Re-post from my personal blog. Originally written Oct. 14, 2007.
Hoping to enjoy the Blue Ridge Mountains blanketed in fall foliage at the peak of color, I set out for a drive and a long-overdue visit to Linden Vineyards.
The biggest threat to serious, wine-loving customers at Linden and other local wineries is the throngs of partiers who stream from one winery to another, aiming to hit as many wineries as possible in one day. Unappreciative of wine quality, and often raucous and partially inebriated, these partiers crowd the wineries, creating a frat-party type of atmosphere. It has become such a problem in California’s Napa Valley and other states such as New York, that wineries have started to impose limits on the size of groups allowed through their doors. Jim Law, Linden’s owner/winemaker, enacted similar restrictions a while ago – allowing only groups smaller than six, and absolutely prohibiting limousine tours or special events. Still, we were a bit concerned that the fall weather would bring out too many small groups of party people.

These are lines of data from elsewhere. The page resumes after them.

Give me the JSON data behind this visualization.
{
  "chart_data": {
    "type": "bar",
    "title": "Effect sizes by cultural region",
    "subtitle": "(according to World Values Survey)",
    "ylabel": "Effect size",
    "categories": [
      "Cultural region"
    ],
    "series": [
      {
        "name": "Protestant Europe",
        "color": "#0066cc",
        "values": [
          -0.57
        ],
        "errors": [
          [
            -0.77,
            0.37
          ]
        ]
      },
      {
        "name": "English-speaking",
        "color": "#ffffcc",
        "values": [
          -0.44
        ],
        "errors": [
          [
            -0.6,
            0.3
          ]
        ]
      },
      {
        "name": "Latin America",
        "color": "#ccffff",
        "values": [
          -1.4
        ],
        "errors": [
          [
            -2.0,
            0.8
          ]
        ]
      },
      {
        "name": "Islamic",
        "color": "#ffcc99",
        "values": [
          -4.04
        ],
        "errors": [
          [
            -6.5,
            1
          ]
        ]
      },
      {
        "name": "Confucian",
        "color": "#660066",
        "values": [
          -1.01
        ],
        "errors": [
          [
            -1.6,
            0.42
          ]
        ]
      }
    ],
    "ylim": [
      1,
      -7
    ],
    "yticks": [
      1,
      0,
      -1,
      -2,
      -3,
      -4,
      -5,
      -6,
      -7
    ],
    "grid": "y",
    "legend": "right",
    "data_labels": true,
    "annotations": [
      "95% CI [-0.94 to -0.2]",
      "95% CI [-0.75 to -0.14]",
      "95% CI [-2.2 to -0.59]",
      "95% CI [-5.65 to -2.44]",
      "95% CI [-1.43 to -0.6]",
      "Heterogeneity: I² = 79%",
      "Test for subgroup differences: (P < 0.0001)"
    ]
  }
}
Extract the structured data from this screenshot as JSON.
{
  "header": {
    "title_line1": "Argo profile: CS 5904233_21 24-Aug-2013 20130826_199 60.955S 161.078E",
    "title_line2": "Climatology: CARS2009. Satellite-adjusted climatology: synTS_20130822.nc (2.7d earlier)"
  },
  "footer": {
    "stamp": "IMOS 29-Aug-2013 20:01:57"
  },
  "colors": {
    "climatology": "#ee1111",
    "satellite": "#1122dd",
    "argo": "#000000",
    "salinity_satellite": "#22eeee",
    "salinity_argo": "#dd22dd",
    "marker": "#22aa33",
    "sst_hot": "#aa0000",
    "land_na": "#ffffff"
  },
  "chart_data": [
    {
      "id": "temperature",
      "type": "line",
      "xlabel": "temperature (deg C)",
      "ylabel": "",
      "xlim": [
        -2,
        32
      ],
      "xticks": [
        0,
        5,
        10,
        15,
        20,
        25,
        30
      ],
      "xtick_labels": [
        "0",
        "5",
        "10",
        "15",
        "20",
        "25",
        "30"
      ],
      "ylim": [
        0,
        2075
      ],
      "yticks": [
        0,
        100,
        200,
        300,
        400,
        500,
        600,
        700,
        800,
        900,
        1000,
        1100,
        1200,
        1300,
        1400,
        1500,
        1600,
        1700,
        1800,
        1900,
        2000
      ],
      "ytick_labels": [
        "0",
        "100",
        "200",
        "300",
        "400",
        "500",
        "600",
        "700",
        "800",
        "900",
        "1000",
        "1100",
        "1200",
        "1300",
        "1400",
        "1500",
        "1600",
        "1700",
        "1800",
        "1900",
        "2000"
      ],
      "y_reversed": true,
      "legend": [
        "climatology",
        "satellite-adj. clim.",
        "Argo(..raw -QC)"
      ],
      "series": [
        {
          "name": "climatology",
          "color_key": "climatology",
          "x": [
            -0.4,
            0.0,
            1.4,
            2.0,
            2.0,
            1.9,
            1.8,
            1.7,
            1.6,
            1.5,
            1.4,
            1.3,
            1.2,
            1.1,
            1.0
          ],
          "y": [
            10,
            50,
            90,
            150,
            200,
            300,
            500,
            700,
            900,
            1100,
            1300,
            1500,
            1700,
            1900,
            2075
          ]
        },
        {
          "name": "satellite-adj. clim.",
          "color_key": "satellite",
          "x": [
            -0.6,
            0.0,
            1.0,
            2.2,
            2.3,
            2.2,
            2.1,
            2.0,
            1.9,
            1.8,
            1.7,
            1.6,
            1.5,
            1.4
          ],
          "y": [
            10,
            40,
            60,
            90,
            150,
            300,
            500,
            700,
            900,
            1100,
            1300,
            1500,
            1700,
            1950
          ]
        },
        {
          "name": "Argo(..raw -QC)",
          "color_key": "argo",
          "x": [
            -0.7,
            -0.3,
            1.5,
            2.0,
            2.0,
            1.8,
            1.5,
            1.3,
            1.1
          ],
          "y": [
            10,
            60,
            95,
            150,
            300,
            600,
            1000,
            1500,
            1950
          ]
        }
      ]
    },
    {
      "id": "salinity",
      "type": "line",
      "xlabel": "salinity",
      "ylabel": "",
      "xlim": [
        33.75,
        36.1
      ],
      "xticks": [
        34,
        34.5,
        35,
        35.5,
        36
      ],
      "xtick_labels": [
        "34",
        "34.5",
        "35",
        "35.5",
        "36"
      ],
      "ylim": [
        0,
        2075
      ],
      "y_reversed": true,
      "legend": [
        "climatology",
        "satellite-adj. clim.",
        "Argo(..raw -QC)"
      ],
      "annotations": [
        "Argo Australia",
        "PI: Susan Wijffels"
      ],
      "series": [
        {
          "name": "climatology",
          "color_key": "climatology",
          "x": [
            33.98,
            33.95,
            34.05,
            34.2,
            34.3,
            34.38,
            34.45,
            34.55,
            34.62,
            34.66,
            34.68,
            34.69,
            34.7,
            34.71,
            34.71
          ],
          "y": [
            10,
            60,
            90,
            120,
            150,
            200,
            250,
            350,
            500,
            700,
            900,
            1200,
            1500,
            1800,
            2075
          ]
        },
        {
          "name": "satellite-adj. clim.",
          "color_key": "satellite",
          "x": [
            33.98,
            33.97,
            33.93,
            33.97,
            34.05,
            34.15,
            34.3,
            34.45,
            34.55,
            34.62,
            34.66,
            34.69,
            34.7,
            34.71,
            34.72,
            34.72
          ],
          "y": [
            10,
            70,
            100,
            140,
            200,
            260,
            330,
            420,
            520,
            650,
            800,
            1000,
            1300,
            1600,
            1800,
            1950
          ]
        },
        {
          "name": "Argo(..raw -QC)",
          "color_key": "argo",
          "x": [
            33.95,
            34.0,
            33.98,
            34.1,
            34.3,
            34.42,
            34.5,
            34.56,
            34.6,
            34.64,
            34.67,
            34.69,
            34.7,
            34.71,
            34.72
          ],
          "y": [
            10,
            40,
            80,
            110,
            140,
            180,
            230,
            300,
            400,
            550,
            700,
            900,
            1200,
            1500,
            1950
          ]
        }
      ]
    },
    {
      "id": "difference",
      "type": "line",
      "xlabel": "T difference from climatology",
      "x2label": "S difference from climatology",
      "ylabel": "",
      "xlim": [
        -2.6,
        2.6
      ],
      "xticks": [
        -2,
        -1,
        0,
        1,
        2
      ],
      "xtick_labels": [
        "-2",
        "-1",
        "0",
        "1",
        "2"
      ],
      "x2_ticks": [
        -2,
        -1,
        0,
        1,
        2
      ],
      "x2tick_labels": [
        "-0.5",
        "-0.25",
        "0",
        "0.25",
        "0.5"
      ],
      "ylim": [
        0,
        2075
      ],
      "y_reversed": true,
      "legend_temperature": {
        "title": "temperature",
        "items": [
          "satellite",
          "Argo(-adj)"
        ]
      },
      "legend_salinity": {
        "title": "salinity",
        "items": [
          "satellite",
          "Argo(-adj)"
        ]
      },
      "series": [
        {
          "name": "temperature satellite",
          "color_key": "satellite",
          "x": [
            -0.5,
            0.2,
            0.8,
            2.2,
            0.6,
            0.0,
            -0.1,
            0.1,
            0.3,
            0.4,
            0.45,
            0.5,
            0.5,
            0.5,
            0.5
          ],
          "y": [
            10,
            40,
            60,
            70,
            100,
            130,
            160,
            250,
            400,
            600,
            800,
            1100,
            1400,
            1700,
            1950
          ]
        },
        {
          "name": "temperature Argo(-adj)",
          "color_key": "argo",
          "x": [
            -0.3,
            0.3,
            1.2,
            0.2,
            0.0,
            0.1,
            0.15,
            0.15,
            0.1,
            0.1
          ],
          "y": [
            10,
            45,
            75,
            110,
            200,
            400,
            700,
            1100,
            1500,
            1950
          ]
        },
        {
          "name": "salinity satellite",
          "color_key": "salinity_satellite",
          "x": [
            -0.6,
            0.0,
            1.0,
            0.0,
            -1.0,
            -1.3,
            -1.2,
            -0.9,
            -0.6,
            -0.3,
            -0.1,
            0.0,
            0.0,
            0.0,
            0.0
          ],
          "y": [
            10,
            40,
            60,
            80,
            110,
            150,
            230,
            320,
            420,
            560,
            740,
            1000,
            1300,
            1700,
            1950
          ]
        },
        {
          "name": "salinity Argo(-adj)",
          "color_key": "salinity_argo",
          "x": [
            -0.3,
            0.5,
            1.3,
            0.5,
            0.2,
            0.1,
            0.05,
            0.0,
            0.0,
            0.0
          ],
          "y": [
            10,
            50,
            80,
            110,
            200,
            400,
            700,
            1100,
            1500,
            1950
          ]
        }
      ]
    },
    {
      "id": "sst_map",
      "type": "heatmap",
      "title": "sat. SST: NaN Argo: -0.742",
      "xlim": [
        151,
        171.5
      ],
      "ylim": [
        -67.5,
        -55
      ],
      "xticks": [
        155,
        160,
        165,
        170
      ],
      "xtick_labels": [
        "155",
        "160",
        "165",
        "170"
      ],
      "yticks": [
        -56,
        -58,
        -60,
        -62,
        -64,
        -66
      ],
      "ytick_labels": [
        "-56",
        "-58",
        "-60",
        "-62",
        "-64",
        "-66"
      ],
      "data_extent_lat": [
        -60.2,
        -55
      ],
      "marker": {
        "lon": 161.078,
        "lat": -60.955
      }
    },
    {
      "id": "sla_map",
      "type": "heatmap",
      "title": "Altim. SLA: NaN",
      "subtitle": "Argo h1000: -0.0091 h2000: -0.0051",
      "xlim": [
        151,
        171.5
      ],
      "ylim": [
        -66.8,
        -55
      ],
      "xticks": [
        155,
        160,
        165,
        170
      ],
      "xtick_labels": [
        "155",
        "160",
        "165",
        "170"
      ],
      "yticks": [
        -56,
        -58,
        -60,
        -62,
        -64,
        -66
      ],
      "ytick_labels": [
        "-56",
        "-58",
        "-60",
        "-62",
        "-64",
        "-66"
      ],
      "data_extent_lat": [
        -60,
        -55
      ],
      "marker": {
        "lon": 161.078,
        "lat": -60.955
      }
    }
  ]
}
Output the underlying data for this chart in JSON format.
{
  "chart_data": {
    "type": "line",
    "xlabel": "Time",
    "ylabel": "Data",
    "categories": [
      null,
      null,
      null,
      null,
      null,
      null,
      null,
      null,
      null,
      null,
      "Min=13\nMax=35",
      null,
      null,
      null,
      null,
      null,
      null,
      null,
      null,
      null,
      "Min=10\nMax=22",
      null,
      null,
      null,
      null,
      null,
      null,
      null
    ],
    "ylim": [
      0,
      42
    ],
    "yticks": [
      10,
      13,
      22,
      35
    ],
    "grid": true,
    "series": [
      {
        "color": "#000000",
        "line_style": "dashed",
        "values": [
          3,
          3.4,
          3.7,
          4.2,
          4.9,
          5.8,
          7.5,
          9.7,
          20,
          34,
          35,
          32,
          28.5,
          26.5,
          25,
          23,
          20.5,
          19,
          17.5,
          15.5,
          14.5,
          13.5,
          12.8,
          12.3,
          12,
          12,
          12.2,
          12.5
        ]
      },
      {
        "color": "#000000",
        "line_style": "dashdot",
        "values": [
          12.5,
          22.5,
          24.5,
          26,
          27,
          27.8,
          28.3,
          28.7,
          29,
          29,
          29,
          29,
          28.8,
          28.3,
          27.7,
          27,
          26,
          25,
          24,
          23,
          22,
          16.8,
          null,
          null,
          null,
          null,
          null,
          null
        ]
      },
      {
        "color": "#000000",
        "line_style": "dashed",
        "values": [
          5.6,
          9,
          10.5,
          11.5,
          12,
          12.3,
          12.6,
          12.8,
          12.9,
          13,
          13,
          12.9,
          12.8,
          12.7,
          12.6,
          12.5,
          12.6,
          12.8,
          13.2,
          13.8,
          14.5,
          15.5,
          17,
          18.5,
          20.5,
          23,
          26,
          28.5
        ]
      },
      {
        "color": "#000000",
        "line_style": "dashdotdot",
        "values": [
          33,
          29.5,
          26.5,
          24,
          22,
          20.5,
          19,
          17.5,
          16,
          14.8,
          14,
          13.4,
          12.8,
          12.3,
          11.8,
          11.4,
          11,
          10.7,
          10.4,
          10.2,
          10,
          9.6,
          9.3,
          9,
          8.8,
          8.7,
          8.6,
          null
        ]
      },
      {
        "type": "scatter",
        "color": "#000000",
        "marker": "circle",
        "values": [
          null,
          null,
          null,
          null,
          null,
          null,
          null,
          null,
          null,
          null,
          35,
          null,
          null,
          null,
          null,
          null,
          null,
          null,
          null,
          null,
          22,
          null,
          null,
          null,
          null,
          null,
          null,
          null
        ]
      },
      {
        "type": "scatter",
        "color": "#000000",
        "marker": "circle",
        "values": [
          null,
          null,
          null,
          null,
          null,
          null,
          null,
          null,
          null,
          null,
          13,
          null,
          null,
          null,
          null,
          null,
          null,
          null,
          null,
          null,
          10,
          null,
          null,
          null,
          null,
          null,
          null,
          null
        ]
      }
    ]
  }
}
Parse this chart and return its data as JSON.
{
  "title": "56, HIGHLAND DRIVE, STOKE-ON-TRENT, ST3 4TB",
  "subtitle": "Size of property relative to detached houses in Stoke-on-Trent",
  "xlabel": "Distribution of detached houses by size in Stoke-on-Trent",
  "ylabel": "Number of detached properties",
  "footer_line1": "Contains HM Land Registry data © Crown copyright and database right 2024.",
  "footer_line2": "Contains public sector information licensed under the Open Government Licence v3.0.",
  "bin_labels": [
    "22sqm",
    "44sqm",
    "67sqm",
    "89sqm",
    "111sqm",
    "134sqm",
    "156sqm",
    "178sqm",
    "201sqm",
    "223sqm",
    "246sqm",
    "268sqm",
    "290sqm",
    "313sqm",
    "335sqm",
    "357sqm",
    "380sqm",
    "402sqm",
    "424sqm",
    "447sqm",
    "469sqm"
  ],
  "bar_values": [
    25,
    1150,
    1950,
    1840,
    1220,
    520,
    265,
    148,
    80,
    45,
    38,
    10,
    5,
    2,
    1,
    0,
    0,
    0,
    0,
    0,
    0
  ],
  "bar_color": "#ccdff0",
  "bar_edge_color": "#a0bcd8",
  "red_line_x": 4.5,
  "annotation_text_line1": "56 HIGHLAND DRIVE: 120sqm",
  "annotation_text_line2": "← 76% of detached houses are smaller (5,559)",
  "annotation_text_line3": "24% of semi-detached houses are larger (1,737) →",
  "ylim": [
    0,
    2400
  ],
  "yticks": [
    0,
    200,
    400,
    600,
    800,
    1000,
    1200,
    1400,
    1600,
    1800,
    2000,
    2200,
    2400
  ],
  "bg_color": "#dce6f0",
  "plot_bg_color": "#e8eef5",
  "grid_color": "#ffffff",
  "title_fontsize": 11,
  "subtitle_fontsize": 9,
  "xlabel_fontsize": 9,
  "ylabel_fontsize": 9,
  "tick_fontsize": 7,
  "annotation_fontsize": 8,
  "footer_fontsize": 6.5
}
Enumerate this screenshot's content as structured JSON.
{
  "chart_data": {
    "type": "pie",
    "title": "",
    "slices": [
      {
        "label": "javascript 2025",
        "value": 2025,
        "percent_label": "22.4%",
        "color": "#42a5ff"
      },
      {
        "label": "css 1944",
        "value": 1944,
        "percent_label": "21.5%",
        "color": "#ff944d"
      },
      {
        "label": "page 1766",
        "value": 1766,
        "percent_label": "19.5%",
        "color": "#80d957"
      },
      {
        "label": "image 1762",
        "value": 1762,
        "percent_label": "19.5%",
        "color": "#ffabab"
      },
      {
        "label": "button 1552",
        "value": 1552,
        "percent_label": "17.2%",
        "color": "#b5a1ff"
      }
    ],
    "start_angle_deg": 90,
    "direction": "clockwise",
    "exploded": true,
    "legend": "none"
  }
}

Never fear! We arrived around 3:30 to find only moderate crowds, and there was still space in Jim’s 4 pm cellar tasting. Shari Avenius, owner of Avenius Vineyards, was behind the tasting bar to help us. She remembered us as she was the one who did the cellar tasting for me, Crysty, and Mindy after our “near-death backpacking trip” that we told her all about. Shari was pouring the ’06 Seyval (as crisp, citrusy, and refreshing as ever), the ’05 Boisseau Chardonnay (a single-vineyard Chardonnay, slightly oaky), the ’03 Claret (my favorite Thanksgiving Turkey wine – light, fruit-forward, but with herb notes) and the ’06 Vidal Riesling (slightly sweet, not my favorite style wine, but still well crafted).
In the cellar we compared the ’02 Avenius Chardonnay to the ’05 Chardonnay, the latter of which had undergone completely natural yeast production with no additional yeast being added during production. I have to say I appreciated their differences, but found myself more drawn to the crisp and acidic 2002 vintage. However, I think the 2005 will age nicely, and would go well with food.
Perhaps due to the cool fall air, I was more in the mood to taste red wine. The 2005 Boisseau was delightful; I was surprised at how complex it was despite its youth. Jim seemed pretty excited about the Boisseau red, and projected it would be at its best in 3-4 years. Jim commented that Boisseau’s valley location had taken some getting used to, and he would never create a single-vineyard wine until he was satisfied that he could showcase the grapes in the best light. 2005 was the first year for the Boisseau red.
Linden’s Bittersweet, a 100% Petit Verdot wine, made in the style of Italian Amarone, was a treat. The wine had come about by accident – when the grapes started to dry on the vines (not a desirable situation), Jim remembered that he could produce a different style of wine to cope with the situation. Amarone, Italian for “big bitter,” is wine created from partially dried grapes. The 2003 Bittersweet, is a delicious surprise. With dark and concentrated flavor, Jim likens it to “Petit Verdot on steroids.” That’s fine by me, as Petit Verdot is one of my favorite grape varietals. This super star, sold only by the $25 half bottle, is definitely a wine for special occasions.
We finished with the always delicious 2004 Late Harvest paired with a gorgonzola & pear (I think) tart. The perfect end to the perfect tasting!